| docs

Appearance

Fail2Ban Settings

The Fail2Ban Settings section allows administrators to configure jails and actions for protecting services like SSH and FTP from unauthorized access and brute-force attacks.

URL: /admin/fail2ban/fail2-ban-settings

Tabs

1. Jails

Fail2Ban Settings - Jails Tab

SSHD Jail

  • SSHD Jail (Toggle) – Enables or disables the SSHD jail, which helps protect the SSH service from unauthorized access.
  • Find Time – Time period in which a host must exceed the maximum number of failed login attempts to trigger a ban.
    • Default: 1800 minute/s
    • Options: seconds/s, minute/s, hour/s
  • Ban Time – Duration that an IP address will remain banned after detection.
    • Default: 7200 minute/s
    • Options: seconds/s, minute/s, hour/s
  • Ban Action – Method for blocking an IP address when a ban is triggered.
    • Options:
      • iptables
      • iptables-new
      • iptables-multiport
      • shorewall
      • firewalld-allports
      • firewalld-rich-rules
      • firewalld-ipset
      • firewalld-multiport
  • Max Retry – Maximum number of failed login attempts allowed within the Find Time period.
    • Default: 4
  • Log Path – Path to the log file Fail2Ban will use to monitor and detect intrusions.
    • Default: /var/log/fail2ban.log

vsFTPD Jail

  • vsFTPD Jail (Toggle) – Enables or disables the vsFTPD jail to protect the FTP server from unauthorized access.

2. Actions

Fail2Ban Settings - Actions Tab

Report Actions

  • Destination Email – Email address to which notifications will be sent.
    • Default: null
  • Sender – Sender email used for outgoing ban notifications.
    • Default: null
  • MTA – Mail transfer agent used to send ban notifications.
    • Options:
      • sendmail
      • mail
  • Protocol – Communication protocol used for sending ban notifications.
    • Options:
      • tcp
      • udp
  • Port – Port range to be banned.
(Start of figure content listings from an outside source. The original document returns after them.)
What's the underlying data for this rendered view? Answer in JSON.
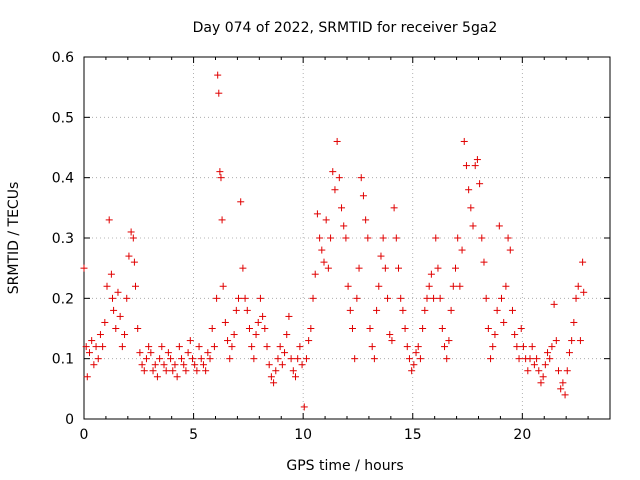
{
  "chart_data": {
    "type": "scatter",
    "title": "Day 074 of 2022, SRMTID for receiver 5ga2",
    "xlabel": "GPS time / hours",
    "ylabel": "SRMTID / TECUs",
    "xlim": [
      0,
      24
    ],
    "ylim": [
      0,
      0.6
    ],
    "x_ticks": [
      0,
      5,
      10,
      15,
      20
    ],
    "x_tick_labels": [
      "0",
      "5",
      "10",
      "15",
      "20"
    ],
    "y_ticks": [
      0,
      0.1,
      0.2,
      0.3,
      0.4,
      0.5,
      0.6
    ],
    "y_tick_labels": [
      "0",
      "0.1",
      "0.2",
      "0.3",
      "0.4",
      "0.5",
      "0.6"
    ],
    "grid": true,
    "marker": "+",
    "series_color": "#e00000",
    "series": [
      {
        "name": "SRMTID",
        "x": [
          0.0,
          0.1,
          0.15,
          0.25,
          0.35,
          0.45,
          0.55,
          0.65,
          0.75,
          0.85,
          0.95,
          1.05,
          1.15,
          1.25,
          1.3,
          1.35,
          1.45,
          1.55,
          1.65,
          1.75,
          1.85,
          1.95,
          2.05,
          2.15,
          2.25,
          2.3,
          2.35,
          2.45,
          2.55,
          2.65,
          2.75,
          2.85,
          2.95,
          3.05,
          3.15,
          3.25,
          3.35,
          3.45,
          3.55,
          3.65,
          3.75,
          3.85,
          3.95,
          4.05,
          4.15,
          4.25,
          4.35,
          4.45,
          4.55,
          4.65,
          4.75,
          4.85,
          4.95,
          5.05,
          5.15,
          5.25,
          5.35,
          5.45,
          5.55,
          5.65,
          5.75,
          5.85,
          5.95,
          6.05,
          6.1,
          6.15,
          6.2,
          6.25,
          6.3,
          6.35,
          6.45,
          6.55,
          6.65,
          6.75,
          6.85,
          6.95,
          7.05,
          7.15,
          7.25,
          7.35,
          7.45,
          7.55,
          7.65,
          7.75,
          7.85,
          7.95,
          8.05,
          8.15,
          8.25,
          8.35,
          8.45,
          8.55,
          8.65,
          8.75,
          8.85,
          8.95,
          9.05,
          9.15,
          9.25,
          9.35,
          9.45,
          9.55,
          9.65,
          9.75,
          9.85,
          9.95,
          10.05,
          10.15,
          10.25,
          10.35,
          10.45,
          10.55,
          10.65,
          10.75,
          10.85,
          10.95,
          11.05,
          11.15,
          11.25,
          11.35,
          11.45,
          11.55,
          11.65,
          11.75,
          11.85,
          11.95,
          12.05,
          12.15,
          12.25,
          12.35,
          12.45,
          12.55,
          12.65,
          12.75,
          12.85,
          12.95,
          13.05,
          13.15,
          13.25,
          13.35,
          13.45,
          13.55,
          13.65,
          13.75,
          13.85,
          13.95,
          14.05,
          14.15,
          14.25,
          14.35,
          14.45,
          14.55,
          14.65,
          14.75,
          14.85,
          14.95,
          15.05,
          15.15,
          15.25,
          15.35,
          15.45,
          15.55,
          15.65,
          15.75,
          15.85,
          15.95,
          16.05,
          16.15,
          16.25,
          16.35,
          16.45,
          16.55,
          16.65,
          16.75,
          16.85,
          16.95,
          17.05,
          17.15,
          17.25,
          17.35,
          17.45,
          17.55,
          17.65,
          17.75,
          17.85,
          17.95,
          18.05,
          18.15,
          18.25,
          18.35,
          18.45,
          18.55,
          18.65,
          18.75,
          18.85,
          18.95,
          19.05,
          19.15,
          19.25,
          19.35,
          19.45,
          19.55,
          19.65,
          19.75,
          19.85,
          19.95,
          20.05,
          20.15,
          20.25,
          20.35,
          20.45,
          20.55,
          20.65,
          20.75,
          20.85,
          20.95,
          21.05,
          21.15,
          21.25,
          21.35,
          21.45,
          21.55,
          21.65,
          21.75,
          21.85,
          21.95,
          22.05,
          22.15,
          22.25,
          22.35,
          22.45,
          22.55,
          22.65,
          22.75,
          22.8
        ],
        "y": [
          0.25,
          0.12,
          0.07,
          0.11,
          0.13,
          0.09,
          0.12,
          0.1,
          0.14,
          0.12,
          0.16,
          0.22,
          0.33,
          0.24,
          0.2,
          0.18,
          0.15,
          0.21,
          0.17,
          0.12,
          0.14,
          0.2,
          0.27,
          0.31,
          0.3,
          0.26,
          0.22,
          0.15,
          0.11,
          0.09,
          0.08,
          0.1,
          0.12,
          0.11,
          0.08,
          0.09,
          0.07,
          0.1,
          0.12,
          0.09,
          0.08,
          0.11,
          0.1,
          0.08,
          0.09,
          0.07,
          0.12,
          0.1,
          0.09,
          0.08,
          0.11,
          0.13,
          0.1,
          0.09,
          0.08,
          0.12,
          0.1,
          0.09,
          0.08,
          0.11,
          0.1,
          0.15,
          0.12,
          0.2,
          0.57,
          0.54,
          0.41,
          0.4,
          0.33,
          0.22,
          0.16,
          0.13,
          0.1,
          0.12,
          0.14,
          0.18,
          0.2,
          0.36,
          0.25,
          0.2,
          0.18,
          0.15,
          0.12,
          0.1,
          0.14,
          0.16,
          0.2,
          0.17,
          0.15,
          0.12,
          0.09,
          0.07,
          0.06,
          0.08,
          0.1,
          0.12,
          0.09,
          0.11,
          0.14,
          0.17,
          0.1,
          0.08,
          0.07,
          0.1,
          0.12,
          0.09,
          0.02,
          0.1,
          0.13,
          0.15,
          0.2,
          0.24,
          0.34,
          0.3,
          0.28,
          0.26,
          0.33,
          0.25,
          0.3,
          0.41,
          0.38,
          0.46,
          0.4,
          0.35,
          0.32,
          0.3,
          0.22,
          0.18,
          0.15,
          0.1,
          0.2,
          0.25,
          0.4,
          0.37,
          0.33,
          0.3,
          0.15,
          0.12,
          0.1,
          0.18,
          0.22,
          0.27,
          0.3,
          0.25,
          0.2,
          0.14,
          0.13,
          0.35,
          0.3,
          0.25,
          0.2,
          0.18,
          0.15,
          0.12,
          0.1,
          0.08,
          0.09,
          0.11,
          0.12,
          0.1,
          0.15,
          0.18,
          0.2,
          0.22,
          0.24,
          0.2,
          0.3,
          0.25,
          0.2,
          0.15,
          0.12,
          0.1,
          0.13,
          0.18,
          0.22,
          0.25,
          0.3,
          0.22,
          0.28,
          0.46,
          0.42,
          0.38,
          0.35,
          0.32,
          0.42,
          0.43,
          0.39,
          0.3,
          0.26,
          0.2,
          0.15,
          0.1,
          0.12,
          0.14,
          0.18,
          0.32,
          0.2,
          0.16,
          0.22,
          0.3,
          0.28,
          0.18,
          0.14,
          0.12,
          0.1,
          0.15,
          0.12,
          0.1,
          0.08,
          0.1,
          0.12,
          0.09,
          0.1,
          0.08,
          0.06,
          0.07,
          0.09,
          0.11,
          0.1,
          0.12,
          0.19,
          0.13,
          0.08,
          0.05,
          0.06,
          0.04,
          0.08,
          0.11,
          0.13,
          0.16,
          0.2,
          0.22,
          0.13,
          0.26,
          0.21
        ]
      }
    ]
  }
}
By default, it covers all ports from 0–65535.
  • Ban Action – Default action for banning (applies globally or per jail).
    • Options:
      • iptables
      • iptables-new
      • iptables-multiport
      • shorewall
      • firewalld-allports
      • firewalld-rich-rules
      • firewalld-ipset
      • firewalld-multiport

Save Changes

Both tabs include a Save changes button to persist configuration updates.